6. The Watseka Wonder (1877–1879)
One of the older cases in the “possession” literature, this Illinois case involved 14-year-old Lurancy Vennum, who was said to be possessed by the spirit of a local girl, Mary Roff, who had died twelve years earlier. Under the supervision of a local physician, Vennum apparently took on Mary's memories and personality for months while living with the Roff family, who insisted she recalled details of Mary's life she couldn't have otherwise known. It predates the term “exorcism” as commonly used today, but it's frequently cited in possession literature as an early documented case investigated by contemporary doctors rather than clergy.
7. The Ammons Family “Demon House” Case (2011–2012)
Latoya Ammons and her three children, living in Gary, Indiana, reported disturbing phenomena that escalated to claims of physical assaults and, in one widely reported incident, a child allegedly walking backward up a wall in front of a caseworker from Indiana's Department of Child Services. The case drew attention because it involved documented DCS records and statements from a police officer and hospital staff who reported witnessing unexplained events, rather than resting solely on the family's testimony. Zak Bagans later purchased and demolished the house, documenting his investigation in Demon House (2018).
8. The Lupo Family / “The Haunting in Connecticut” Case (1986–1987)
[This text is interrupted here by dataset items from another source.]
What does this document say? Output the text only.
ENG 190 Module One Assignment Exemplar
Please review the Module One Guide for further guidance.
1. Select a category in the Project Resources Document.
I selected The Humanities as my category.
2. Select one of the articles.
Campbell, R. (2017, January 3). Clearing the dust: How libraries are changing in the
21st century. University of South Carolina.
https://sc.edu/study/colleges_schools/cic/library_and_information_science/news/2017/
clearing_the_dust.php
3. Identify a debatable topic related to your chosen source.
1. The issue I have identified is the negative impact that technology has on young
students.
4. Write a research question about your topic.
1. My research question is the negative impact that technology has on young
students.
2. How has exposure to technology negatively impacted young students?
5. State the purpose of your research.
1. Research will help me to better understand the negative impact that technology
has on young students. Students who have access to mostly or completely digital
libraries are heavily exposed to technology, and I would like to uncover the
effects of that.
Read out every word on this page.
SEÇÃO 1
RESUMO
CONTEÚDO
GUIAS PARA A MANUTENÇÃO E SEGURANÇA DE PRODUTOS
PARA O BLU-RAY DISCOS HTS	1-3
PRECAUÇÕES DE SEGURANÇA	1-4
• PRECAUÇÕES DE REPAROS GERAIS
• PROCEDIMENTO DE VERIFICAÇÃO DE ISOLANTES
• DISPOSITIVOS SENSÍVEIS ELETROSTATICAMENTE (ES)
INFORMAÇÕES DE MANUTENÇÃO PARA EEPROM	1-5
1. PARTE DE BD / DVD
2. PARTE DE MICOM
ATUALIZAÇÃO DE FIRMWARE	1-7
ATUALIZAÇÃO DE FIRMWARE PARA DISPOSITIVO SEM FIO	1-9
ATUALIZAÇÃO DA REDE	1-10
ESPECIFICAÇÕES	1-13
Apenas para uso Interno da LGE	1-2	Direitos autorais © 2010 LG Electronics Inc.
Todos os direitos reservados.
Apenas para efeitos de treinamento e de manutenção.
The Snedeker family (their name was changed to “Lupo” for the film) rented a former funeral home in Southington, Connecticut, while their son was undergoing cancer treatment nearby. The family reported disturbing apparitions and physical sensations they connected to the building's past as an embalming facility, and the Warrens were again called in to investigate. Skeptics, including several family members' own later statements and outside investigators, have raised significant doubts about the extent of the claims, noting inconsistencies between different tellings of the story over the years.
Frequently Asked Questions
Q1: Is possession recognized by the Catholic Church as something doctors can't explain?
The Catholic Church does maintain a formal rite of exorcism and requires priests to rule out psychiatric and medical causes first, which is itself an acknowledgment that most cases referred for exorcism turn out to have non-supernatural explanations. In cases like Anneliese Michel's, medical experts have argued the underlying condition was a treatable neurological and psychiatric illness rather than possession.
Q2: Did the Warrens investigate most of the cases on this list?
Ed and Lorraine Warren were connected to several of these cases — Enfield, the Smurl haunting, the Glatzel/Johnson case, and the Snedeker case — but their actual on-the-ground involvement varied widely, from a single day (Enfield) to months of investigation (the Smurls). Their accounts have also been disputed by other investigators and family members over the years, so it's worth treating their versions as one perspective among several rather than a settled record.